Thank you for your help. I have played around with what you provided, and it’s not working. Every field is being calculated as “Up to Date”, even when it is over the time limit.

I tried playing around with the layout using some examples from the Airtable documentation pages with no luck.

Do you have any ideas on why it’s calculating every single one as “Up to Date”?

Here are a few of the variations I tried with no luck (I apologize for any formatting issues, I cannot seem to be able to get it to indent):
1.
IF(
AND(
OR(
{Training} = “Mandatory Reporter”,
{Training} = “Confidentiality (HIPAA)”)
),
“Up to Date”
IF(
AND(
{Training} = “Notary Public”,
{Days} > 1460
),
“Overdue”,
“Up to Date”
IF(
AND(
OR(
{Training} = “CPI”, {Training} = “First Aid”,
{Days} > 730)
),
“Overdue”,
“Up to Date”
)
)
)

IF(
AND(
{Training} = “Notary Public”,
{Days} > 1460
),
“Overdue”,

IF(
OR(
{Training} = “CPI”,
{Training} = “First Aid”,
{Days} > 730
),
"Overdue”,
“Up to date”
)
)

The formula I gave works for me, which tells me the problem is your data or how you’ve described your problem.
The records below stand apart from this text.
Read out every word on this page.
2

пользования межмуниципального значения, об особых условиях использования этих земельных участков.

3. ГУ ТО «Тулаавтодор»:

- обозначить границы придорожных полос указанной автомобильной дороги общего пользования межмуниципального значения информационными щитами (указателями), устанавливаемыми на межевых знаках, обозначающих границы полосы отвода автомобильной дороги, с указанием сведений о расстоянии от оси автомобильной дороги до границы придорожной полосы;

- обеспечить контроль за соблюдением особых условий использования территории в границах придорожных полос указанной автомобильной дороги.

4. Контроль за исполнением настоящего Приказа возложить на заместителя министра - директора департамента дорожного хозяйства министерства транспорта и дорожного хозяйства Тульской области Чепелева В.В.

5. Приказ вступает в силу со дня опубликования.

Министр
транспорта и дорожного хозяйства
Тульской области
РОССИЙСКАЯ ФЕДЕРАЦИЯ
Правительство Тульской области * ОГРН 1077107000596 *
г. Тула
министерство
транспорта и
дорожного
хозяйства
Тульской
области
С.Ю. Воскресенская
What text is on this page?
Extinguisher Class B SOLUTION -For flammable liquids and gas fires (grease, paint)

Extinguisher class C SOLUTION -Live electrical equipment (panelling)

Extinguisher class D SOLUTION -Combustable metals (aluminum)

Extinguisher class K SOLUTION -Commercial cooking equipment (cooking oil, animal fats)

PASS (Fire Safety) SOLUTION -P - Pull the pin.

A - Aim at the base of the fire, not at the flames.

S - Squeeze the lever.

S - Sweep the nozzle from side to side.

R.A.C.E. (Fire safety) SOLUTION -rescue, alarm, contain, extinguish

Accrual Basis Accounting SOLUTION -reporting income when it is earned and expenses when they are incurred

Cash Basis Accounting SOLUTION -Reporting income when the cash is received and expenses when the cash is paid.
This is what I get when I enter the exact formula I gave above.
image

Rae_Groshan
4 - Data Explorer
4 - Data Explorer

Airtable

So the way we have our tables set up is different. I have the date of training as a column, a column to transform it into datetime format (which I will later hide), the days function (calculates the # of days from the date of training to today using the datetime_diff function), and then the calculation 2 field is the work in progress I posted about. Calculation 2 has the formula you created in it.

I assume since days is a function for me, that that might be why it’s not working? Is there a better way for me to go about this? Thank you again for everything!

Why does this column exist? Your {Date of Training} field is already a date-type field, meaning any calculation you would need to do in the {Days} column is almost certainly easier to do based of it than it would be from the date converted into a string. {Date in DT Format} seems redundant.

Nope. As long as the output is a number and not a string, the fact that {Days} is a formula-type field is irrelevant. I replicated your setup and it worked for me. Check your table for typos?

Yes. Since {Training} links to another table, include in that table a number field for the maximum number of days that type of training should allow (730, 1460, etc.). In the table you’ve been screenshotting include a lookup or rollup field to bring in the {Max Number of Days} field. Then the {Calculation 2}'s formula would be much, much simpler:

IF(
    {Days} > {Max Number of Days},
    "Overdue",
    "Up to Date"
)

You are right. That column was redundant so I removed it and fixed my days function. I’m still learning my way around Airtable, so my error there.

The max # of days lookup field idea was beyond helpful. Thank you so much for everything!